Many tools have been designed to align large amounts of data from short fragment reads created by NGS instruments against a reference genome.

Defining variants or single nucleotide polymorphisms (SNP) or spotting an over or under-enriched region can be achieved using a variety of different methods.

Mapping 1.7.4.3

The most important step in NGS data analysis is the assembly and mapping of sequence reads to a reference sequence. As NGS produces a huge amount of data, two fundamental issues need to be considered: one is that the required usage of the data needed as NGS produces a huge amount of it and the other is the error profile.
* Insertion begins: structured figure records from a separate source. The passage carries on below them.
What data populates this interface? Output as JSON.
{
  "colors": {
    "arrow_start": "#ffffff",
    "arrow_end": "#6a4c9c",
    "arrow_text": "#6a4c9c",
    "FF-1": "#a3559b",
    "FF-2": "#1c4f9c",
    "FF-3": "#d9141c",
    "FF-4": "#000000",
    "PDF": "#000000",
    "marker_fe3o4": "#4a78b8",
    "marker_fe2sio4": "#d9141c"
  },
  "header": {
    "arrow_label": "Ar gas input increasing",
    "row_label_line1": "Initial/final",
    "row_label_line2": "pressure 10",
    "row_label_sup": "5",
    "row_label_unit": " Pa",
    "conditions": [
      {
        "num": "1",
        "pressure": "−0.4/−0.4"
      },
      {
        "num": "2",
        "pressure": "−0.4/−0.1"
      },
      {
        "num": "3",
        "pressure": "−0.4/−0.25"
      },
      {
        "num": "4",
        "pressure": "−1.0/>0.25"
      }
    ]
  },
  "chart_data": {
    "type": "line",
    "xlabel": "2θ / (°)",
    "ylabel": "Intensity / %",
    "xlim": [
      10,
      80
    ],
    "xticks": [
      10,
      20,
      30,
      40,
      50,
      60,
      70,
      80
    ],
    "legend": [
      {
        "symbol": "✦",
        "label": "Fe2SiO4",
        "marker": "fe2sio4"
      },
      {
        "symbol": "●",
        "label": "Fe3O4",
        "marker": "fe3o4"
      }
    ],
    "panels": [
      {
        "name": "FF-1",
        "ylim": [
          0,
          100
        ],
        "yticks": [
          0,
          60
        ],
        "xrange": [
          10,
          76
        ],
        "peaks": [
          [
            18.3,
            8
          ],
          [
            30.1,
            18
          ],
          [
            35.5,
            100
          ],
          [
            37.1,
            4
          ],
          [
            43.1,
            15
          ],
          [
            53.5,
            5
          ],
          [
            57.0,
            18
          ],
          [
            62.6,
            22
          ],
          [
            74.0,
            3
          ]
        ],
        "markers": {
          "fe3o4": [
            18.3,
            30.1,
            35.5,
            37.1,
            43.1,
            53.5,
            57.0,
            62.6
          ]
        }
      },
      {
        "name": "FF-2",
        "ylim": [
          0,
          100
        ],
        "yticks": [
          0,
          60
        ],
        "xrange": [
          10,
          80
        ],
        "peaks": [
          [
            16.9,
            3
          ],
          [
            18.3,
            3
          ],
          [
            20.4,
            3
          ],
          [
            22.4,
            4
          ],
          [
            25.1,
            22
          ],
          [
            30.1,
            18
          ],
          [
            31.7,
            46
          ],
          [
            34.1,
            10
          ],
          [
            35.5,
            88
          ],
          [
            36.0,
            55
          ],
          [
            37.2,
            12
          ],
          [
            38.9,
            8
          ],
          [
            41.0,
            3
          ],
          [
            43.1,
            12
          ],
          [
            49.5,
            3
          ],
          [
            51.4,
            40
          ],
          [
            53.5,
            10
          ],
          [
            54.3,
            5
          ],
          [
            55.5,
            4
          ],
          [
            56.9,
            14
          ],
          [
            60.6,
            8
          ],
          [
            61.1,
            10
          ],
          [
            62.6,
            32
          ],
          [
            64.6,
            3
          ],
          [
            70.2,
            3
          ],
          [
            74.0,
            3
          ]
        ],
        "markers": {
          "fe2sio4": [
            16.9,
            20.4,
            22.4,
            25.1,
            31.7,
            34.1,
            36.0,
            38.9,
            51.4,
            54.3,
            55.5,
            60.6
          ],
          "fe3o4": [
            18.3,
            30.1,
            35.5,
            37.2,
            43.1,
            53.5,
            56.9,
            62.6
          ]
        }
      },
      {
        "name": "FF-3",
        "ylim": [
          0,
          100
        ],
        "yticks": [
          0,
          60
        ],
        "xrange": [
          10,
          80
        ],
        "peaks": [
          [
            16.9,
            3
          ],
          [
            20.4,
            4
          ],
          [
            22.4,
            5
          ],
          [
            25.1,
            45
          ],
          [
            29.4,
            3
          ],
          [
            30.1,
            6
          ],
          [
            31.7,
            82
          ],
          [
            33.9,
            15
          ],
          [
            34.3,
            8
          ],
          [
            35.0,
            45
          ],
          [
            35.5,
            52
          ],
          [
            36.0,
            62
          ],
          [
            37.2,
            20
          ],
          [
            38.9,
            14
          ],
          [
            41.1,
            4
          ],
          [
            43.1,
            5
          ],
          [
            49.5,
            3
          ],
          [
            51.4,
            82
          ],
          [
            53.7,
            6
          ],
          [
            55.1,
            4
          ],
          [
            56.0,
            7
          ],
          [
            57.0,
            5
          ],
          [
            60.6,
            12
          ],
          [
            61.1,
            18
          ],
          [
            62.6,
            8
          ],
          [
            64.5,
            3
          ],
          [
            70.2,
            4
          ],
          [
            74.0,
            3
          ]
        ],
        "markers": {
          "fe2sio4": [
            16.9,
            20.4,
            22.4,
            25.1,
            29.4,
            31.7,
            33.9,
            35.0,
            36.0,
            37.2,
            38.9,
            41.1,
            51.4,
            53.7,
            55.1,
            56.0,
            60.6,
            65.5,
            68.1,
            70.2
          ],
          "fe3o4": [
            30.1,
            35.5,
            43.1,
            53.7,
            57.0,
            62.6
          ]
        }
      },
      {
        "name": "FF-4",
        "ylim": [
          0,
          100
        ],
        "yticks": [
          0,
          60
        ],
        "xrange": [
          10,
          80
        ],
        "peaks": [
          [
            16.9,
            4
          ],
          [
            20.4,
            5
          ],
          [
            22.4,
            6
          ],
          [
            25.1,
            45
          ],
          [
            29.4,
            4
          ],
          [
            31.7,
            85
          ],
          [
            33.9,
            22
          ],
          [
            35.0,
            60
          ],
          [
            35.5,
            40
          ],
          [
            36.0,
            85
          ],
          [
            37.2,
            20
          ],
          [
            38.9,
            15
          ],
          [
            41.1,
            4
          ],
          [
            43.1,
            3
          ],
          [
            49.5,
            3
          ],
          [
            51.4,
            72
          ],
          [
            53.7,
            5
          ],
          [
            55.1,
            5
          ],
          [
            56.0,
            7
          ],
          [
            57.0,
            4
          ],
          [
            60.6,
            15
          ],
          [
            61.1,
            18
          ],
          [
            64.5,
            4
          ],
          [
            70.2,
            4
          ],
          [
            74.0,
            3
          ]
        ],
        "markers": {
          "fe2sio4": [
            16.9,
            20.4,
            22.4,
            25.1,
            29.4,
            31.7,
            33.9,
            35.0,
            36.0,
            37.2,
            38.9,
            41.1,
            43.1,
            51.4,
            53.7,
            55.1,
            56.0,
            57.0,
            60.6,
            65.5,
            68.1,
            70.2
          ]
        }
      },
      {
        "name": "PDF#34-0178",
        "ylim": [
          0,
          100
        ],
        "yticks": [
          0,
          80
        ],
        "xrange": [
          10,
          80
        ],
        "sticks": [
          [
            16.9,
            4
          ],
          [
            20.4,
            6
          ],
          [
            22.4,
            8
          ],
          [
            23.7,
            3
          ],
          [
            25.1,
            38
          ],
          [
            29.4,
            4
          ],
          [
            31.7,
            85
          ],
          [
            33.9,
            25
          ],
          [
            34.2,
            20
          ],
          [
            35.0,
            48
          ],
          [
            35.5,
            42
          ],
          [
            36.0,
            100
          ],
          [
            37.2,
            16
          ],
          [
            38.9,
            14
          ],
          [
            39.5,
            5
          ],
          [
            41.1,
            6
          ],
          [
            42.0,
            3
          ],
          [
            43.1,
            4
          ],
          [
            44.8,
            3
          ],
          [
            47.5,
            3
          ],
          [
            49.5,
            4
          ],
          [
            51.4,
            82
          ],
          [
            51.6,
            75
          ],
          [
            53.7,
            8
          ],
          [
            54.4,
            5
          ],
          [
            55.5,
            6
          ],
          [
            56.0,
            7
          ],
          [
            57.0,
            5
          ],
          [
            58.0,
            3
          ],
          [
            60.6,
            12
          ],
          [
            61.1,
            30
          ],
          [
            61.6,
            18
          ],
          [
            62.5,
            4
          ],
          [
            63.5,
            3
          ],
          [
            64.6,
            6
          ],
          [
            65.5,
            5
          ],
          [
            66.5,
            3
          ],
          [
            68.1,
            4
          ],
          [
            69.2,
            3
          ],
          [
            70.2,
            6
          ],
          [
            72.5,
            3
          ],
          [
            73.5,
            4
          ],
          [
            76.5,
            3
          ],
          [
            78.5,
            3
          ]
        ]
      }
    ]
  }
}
Traditional methods require several days to map the data to original reference genomes or computationally intensive software such as Smith-Waterman dynamic programming, BLAT or BLAST. To overcome these problems, new methods have been developed.

Two bioinformatics researchers from Ohio State University initially introduced six different programs to overcome this problem and improved hash/index-based short sequence alignment to reference genomes. These six parallel methods include dividing the reads, dividing the genome, dividing reads and genome, suffix-based assignment (SBA), SBA after partitioning reads and SBA after partitioning genome. Another method called CloudBurst was introduced by Schatz et al. and used to read single-end reads.

Another two complementary algorithm methods were introduced by BreakDancer (BreakDancerMax and BreakDancerMini), which allow analysis of more than one pool and more than one library in more than one sample. New algorithm analysis software was introduced using quality scoring to obtain the maximum accurate analysis from fewer sequences; this software is called GNUMAP (Bao et al., 2011). Recently, more software has been developed and introduced to the market; examples of this are PASS (a program to align short sequences)(Campagna et al., 2009), SOAP (short oligonucleotide alignment program) (Li et al., 2008b), Bowtie, an ultrafast, memory-efficient short read aligner (Langmead et al., 2009), CloudBurst (Schatz, 2009), MAQ (mapping

quality) (Li et al., 2008a), ZOOM (Zillions of oligos mapped) (Lin et al., 2008), SHRIMP (accurate mapping of short colour-space reads) (Rumble et al., 2009), and PERM (efficient mapping of short sequencing reads with periodic full sensitive spaced seeds (Chen et al., 2009).

In this thesis, an in-house mapping programme called Tanoti (manuscript under review) designed by Dr Vattipally Sreenu was used to overcome errors related to the presence of highly divergent viral genomes.